Harvest Time at SFMOMA From Modern Photography to Modern Wine
“Henri Cartier-Bresson: The Modern Century” is now presented at The San Francisco Museum of Modern Art with a multitude of never before seen works by the great French photographer coming from the Henri Cartier-Bresson Foundation in Paris.
Random street encounters and moments of human interaction depicted in 300 prints from the artist’s fruitful years 1932-1973 resemble neo-realistic film stills, well-directed and rehearsed as if the entire world dropped everything to pose for Cartier-Bresson.
The majority of the images reflect his intense exploration of the ever-changing modern world presented in one or another “decisive moment” caught by his magic lens with equal precision on the streets of Paris and in far away lands.
A self-educated genius, a fearless adventurer and a tireless world traveler, this invisible observer, synonymous with photography itself, brings to life (and to Life) the East and the West; post-war France in the 1940s; India and Indonesia and their independence in 1948; Gandhi’s funeral; the Soviet Union after Stalin’s death in 1953; Mao’s Great Leap Forward in 1958, and America’s collective portrait through the years, faces, and places.
The exhibition runs through January 30, 2011.

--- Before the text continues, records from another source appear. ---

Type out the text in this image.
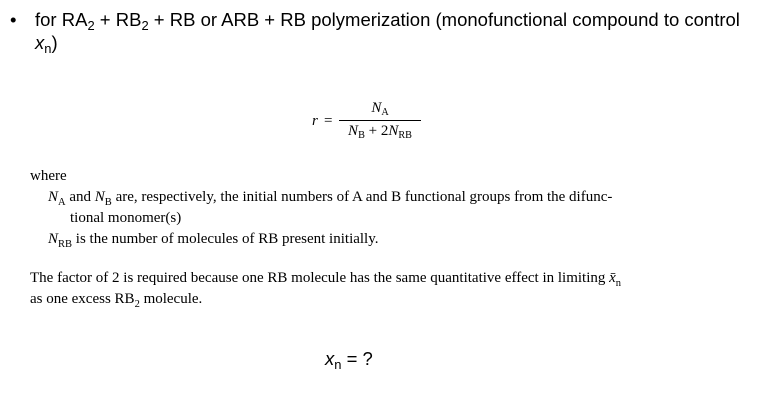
• for $RA_2 + RB_2$ + RB or ARB + RB polymerization (monofunctional compound to control $x_n$)
r =
$N_A$
$N_B + 2N_{RB}$
where
$N_A$ and $N_B$ are, respectively, the initial numbers of A and B functional groups from the difunc-
tional monomer(s)
$N_{RB}$ is the number of molecules of RB present initially.
The factor of 2 is required because one RB molecule has the same quantitative effect in limiting $x̄_n$
as one excess $RB_2$ molecule.
$x_n$ = ?
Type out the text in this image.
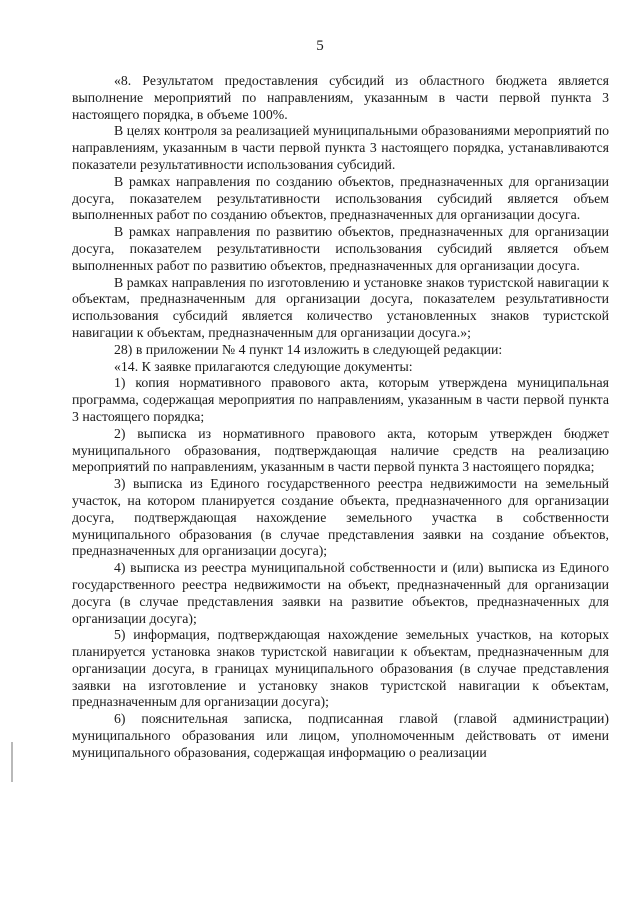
5

«8. Результатом предоставления субсидий из областного бюджета является выполнение мероприятий по направлениям, указанным в части первой пункта 3 настоящего порядка, в объеме 100%.

В целях контроля за реализацией муниципальными образованиями мероприятий по направлениям, указанным в части первой пункта 3 настоящего порядка, устанавливаются показатели результативности использования субсидий.

В рамках направления по созданию объектов, предназначенных для организации досуга, показателем результативности использования субсидий является объем выполненных работ по созданию объектов, предназначенных для организации досуга.

В рамках направления по развитию объектов, предназначенных для организации досуга, показателем результативности использования субсидий является объем выполненных работ по развитию объектов, предназначенных для организации досуга.

В рамках направления по изготовлению и установке знаков туристской навигации к объектам, предназначенным для организации досуга, показателем результативности использования субсидий является количество установленных знаков туристской навигации к объектам, предназначенным для организации досуга.»;

28) в приложении № 4 пункт 14 изложить в следующей редакции:

«14. К заявке прилагаются следующие документы:

1) копия нормативного правового акта, которым утверждена муниципальная программа, содержащая мероприятия по направлениям, указанным в части первой пункта 3 настоящего порядка;

2) выписка из нормативного правового акта, которым утвержден бюджет муниципального образования, подтверждающая наличие средств на реализацию мероприятий по направлениям, указанным в части первой пункта 3 настоящего порядка;

3) выписка из Единого государственного реестра недвижимости на земельный участок, на котором планируется создание объекта, предназначенного для организации досуга, подтверждающая нахождение земельного участка в собственности муниципального образования (в случае представления заявки на создание объектов, предназначенных для организации досуга);

4) выписка из реестра муниципальной собственности и (или) выписка из Единого государственного реестра недвижимости на объект, предназначенный для организации досуга (в случае представления заявки на развитие объектов, предназначенных для организации досуга);

5) информация, подтверждающая нахождение земельных участков, на которых планируется установка знаков туристской навигации к объектам, предназначенным для организации досуга, в границах муниципального образования (в случае представления заявки на изготовление и установку знаков туристской навигации к объектам, предназначенным для организации досуга);

6) пояснительная записка, подписанная главой (главой администрации) муниципального образования или лицом, уполномоченным действовать от имени муниципального образования, содержащая информацию о реализации
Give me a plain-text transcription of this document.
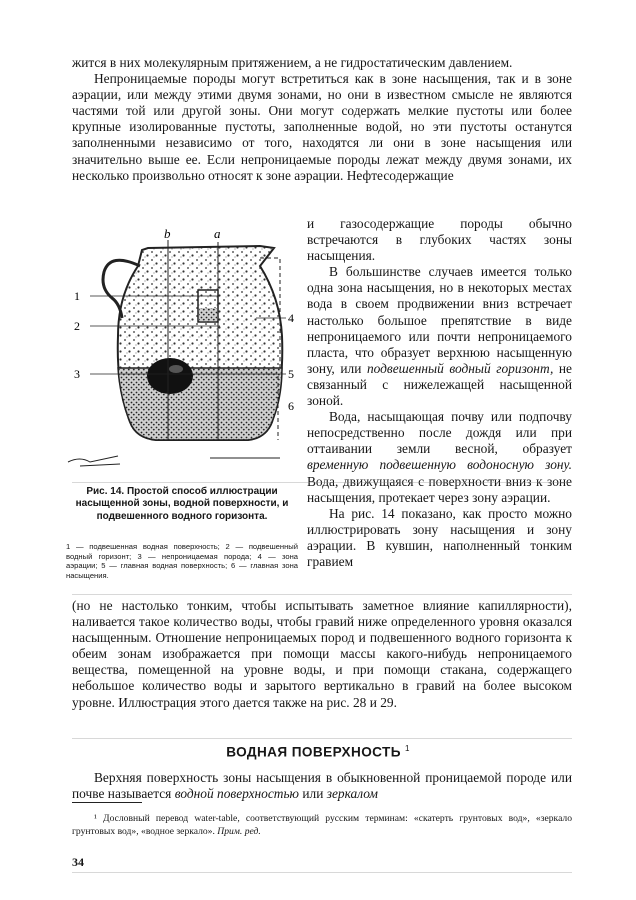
жится в них молекулярным притяжением, а не гидростатическим давлением.

Непроницаемые породы могут встретиться как в зоне насыщения, так и в зоне аэрации, или между этими двумя зонами, но они в известном смысле не являются частями той или другой зоны. Они могут содержать мелкие пустоты или более крупные изолированные пустоты, заполненные водой, но эти пустоты останутся заполненными независимо от того, находятся ли они в зоне насыщения или значительно выше ее. Если непроницаемые породы лежат между двумя зонами, их несколько произвольно относят к зоне аэрации. Нефтесодержащие

b	a
1
2
3
4
5
6
Рис. 14. Простой способ иллюстрации насыщенной зоны, водной поверхности, и подвешенного водного горизонта.
1 — подвешенная водная поверхность; 2 — подвешенный водный горизонт; 3 — непроницаемая порода; 4 — зона аэрации; 5 — главная водная поверхность; 6 — главная зона насыщения.

и газосодержащие породы обычно встречаются в глубоких частях зоны насыщения.

В большинстве случаев имеется только одна зона насыщения, но в некоторых местах вода в своем продвижении вниз встречает настолько большое препятствие в виде непроницаемого или почти непроницаемого пласта, что образует верхнюю насыщенную зону, или подвешенный водный горизонт, не связанный с нижележащей насыщенной зоной.

Вода, насыщающая почву или подпочву непосредственно после дождя или при оттаивании земли весной, образует временную подвешенную водоносную зону. Вода, движущаяся с поверхности вниз к зоне насыщения, протекает через зону аэрации.

На рис. 14 показано, как просто можно иллюстрировать зону насыщения и зону аэрации. В кувшин, наполненный тонким гравием

(но не настолько тонким, чтобы испытывать заметное влияние капиллярности), наливается такое количество воды, чтобы гравий ниже определенного уровня оказался насыщенным. Отношение непроницаемых пород и подвешенного водного горизонта к обеим зонам изображается при помощи массы какого-нибудь непроницаемого вещества, помещенной на уровне воды, и при помощи стакана, содержащего небольшое количество воды и зарытого вертикально в гравий на более высоком уровне. Иллюстрация этого дается также на рис. 28 и 29.

ВОДНАЯ ПОВЕРХНОСТЬ $^1$

Верхняя поверхность зоны насыщения в обыкновенной проницаемой породе или почве называется водной поверхностью или зеркалом

¹ Дословный перевод water-table, соответствующий русским терминам: «скатерть грунтовых вод», «зеркало грунтовых вод», «водное зеркало». Прим. ред.

34
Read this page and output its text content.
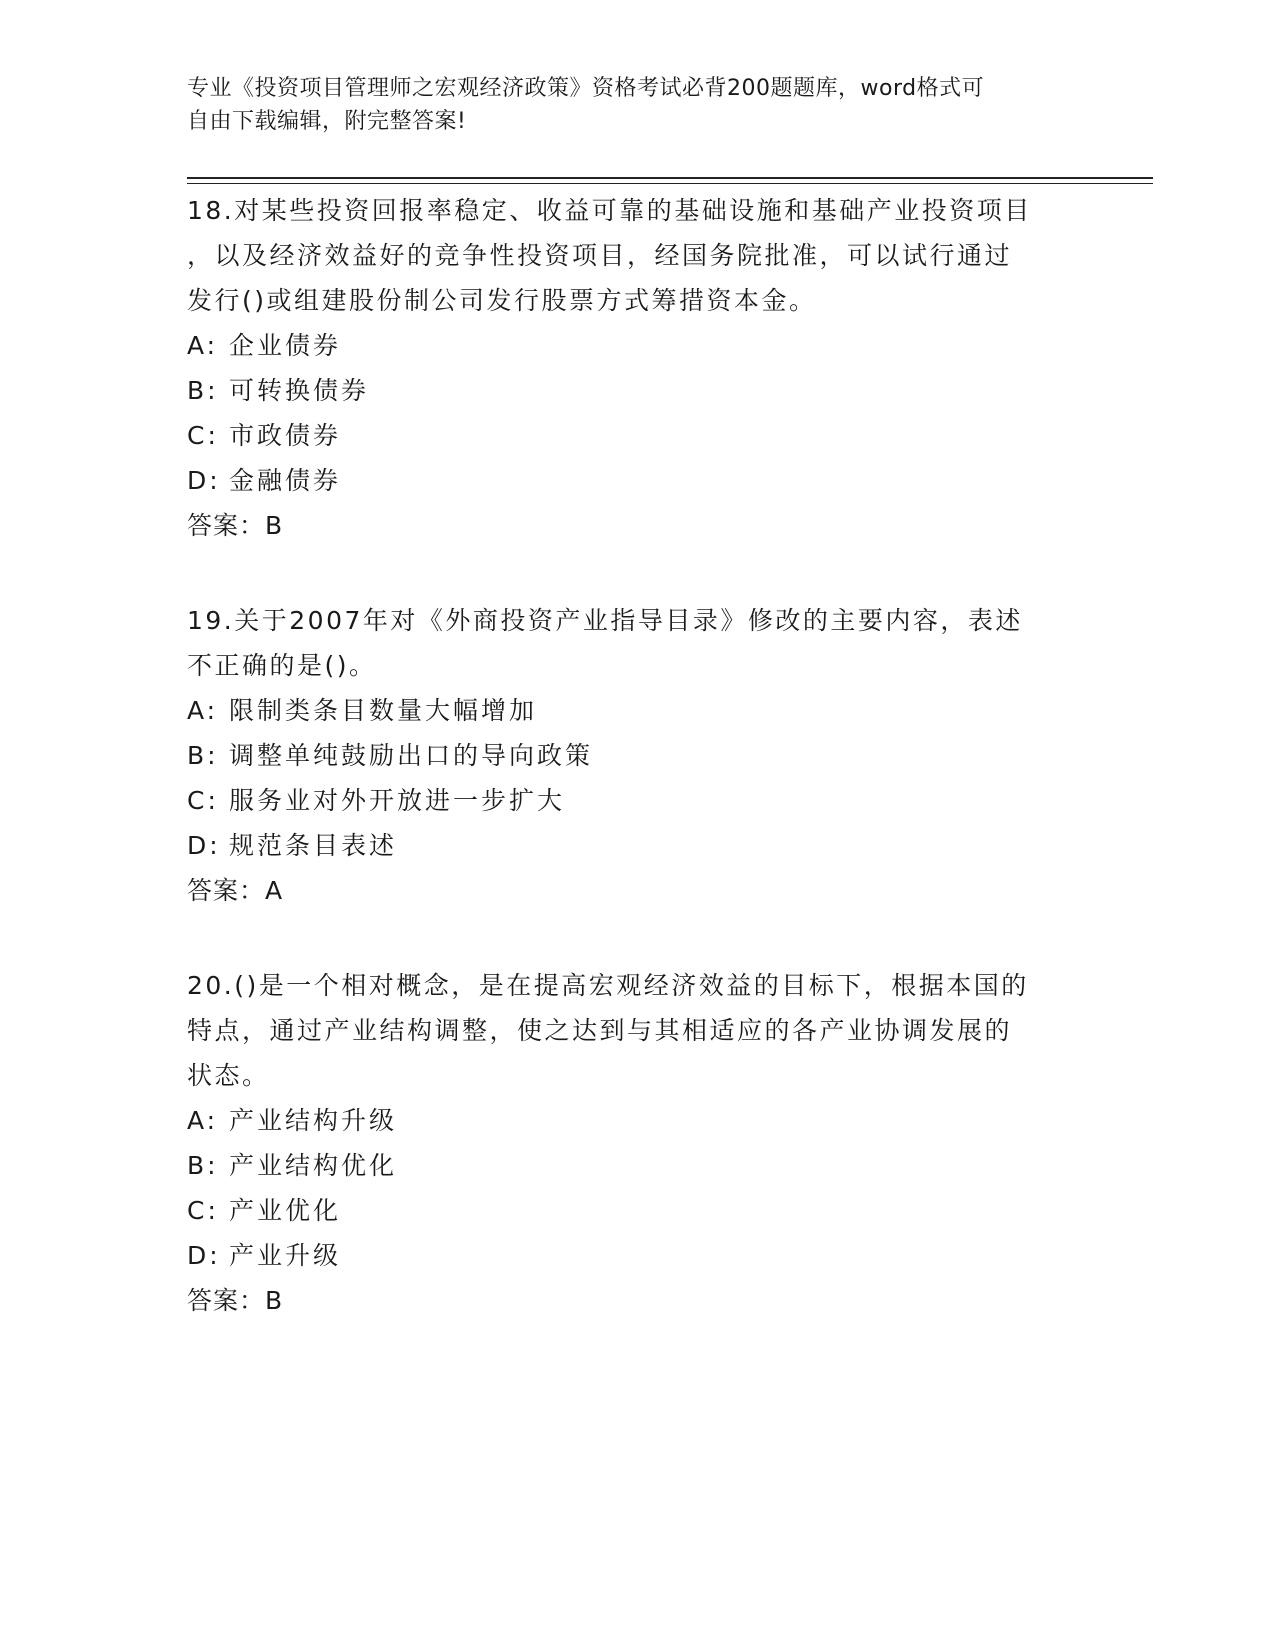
专业《投资项目管理师之宏观经济政策》资格考试必背200题题库，word格式可
自由下载编辑，附完整答案!

18.对某些投资回报率稳定、收益可靠的基础设施和基础产业投资项目

，以及经济效益好的竞争性投资项目，经国务院批准，可以试行通过

发行()或组建股份制公司发行股票方式筹措资本金。

A: 企业债券

B: 可转换债券

C: 市政债券

D: 金融债券

答案：B

19.关于2007年对《外商投资产业指导目录》修改的主要内容，表述

不正确的是()。

A: 限制类条目数量大幅增加

B: 调整单纯鼓励出口的导向政策

C: 服务业对外开放进一步扩大

D: 规范条目表述

答案：A

20.()是一个相对概念，是在提高宏观经济效益的目标下，根据本国的

特点，通过产业结构调整，使之达到与其相适应的各产业协调发展的

状态。

A: 产业结构升级

B: 产业结构优化

C: 产业优化

D: 产业升级

答案：B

“Exposed: Voyeurism, Surveillance and the Camera Since 1870” is another exhibition organized by the San Francisco Museum of Modern Art and the Tate Modern. It’s marketed as “a major survey that examines photography’s role in invasive looking,” and “explores provocative intersections of photography and voyeurism,” including but not limited to “sexually explicit pictures… celebrity stalking; photographs of death and violence… surveillance [like an unedited tape from an SM club]… sexuality and pornography.” Works of art by Henri Cartier-Bresson, Walker Evans, Lee Miller, Paul Strand, Robert Frank, etc. are interspersed with gratuitous amateur shots; archival photos produced by war correspondents, police reporters, spies, and government agencies; and paparazzi steals originally intended for a short yet profitable tabloid life.
The show runs through April 17, 2011.
“How Wine Became Modern” is a pioneering exhibition exploring wine paraphernalia; the way wine production influences consumers and culture in general, and wine label, wine glass, and winery designs among other wine-related themes. From house paint color-coding to a special lingo describing its nuanced flavors, wine manifests itself in unexpected places and representations, claiming more and more attention, reverence and acceptance from the society.
The allure of mood-enhancing beverage – a condiment to food on one hand, and a singular enticing experience on the other, continues to create wine lovers’ clubs, outings, and gatherings, seriously engaged in trade discussions on soil, climate, technology, and distribution.
The exhibition presents works of art based on statistical data as well as on production processes and endemic qualities of wine. It runs through April 17 2011 at the San Francisco Museum of Modern Art, 151 Third Street, San Francisco, San Francisco Museum of Modern Art.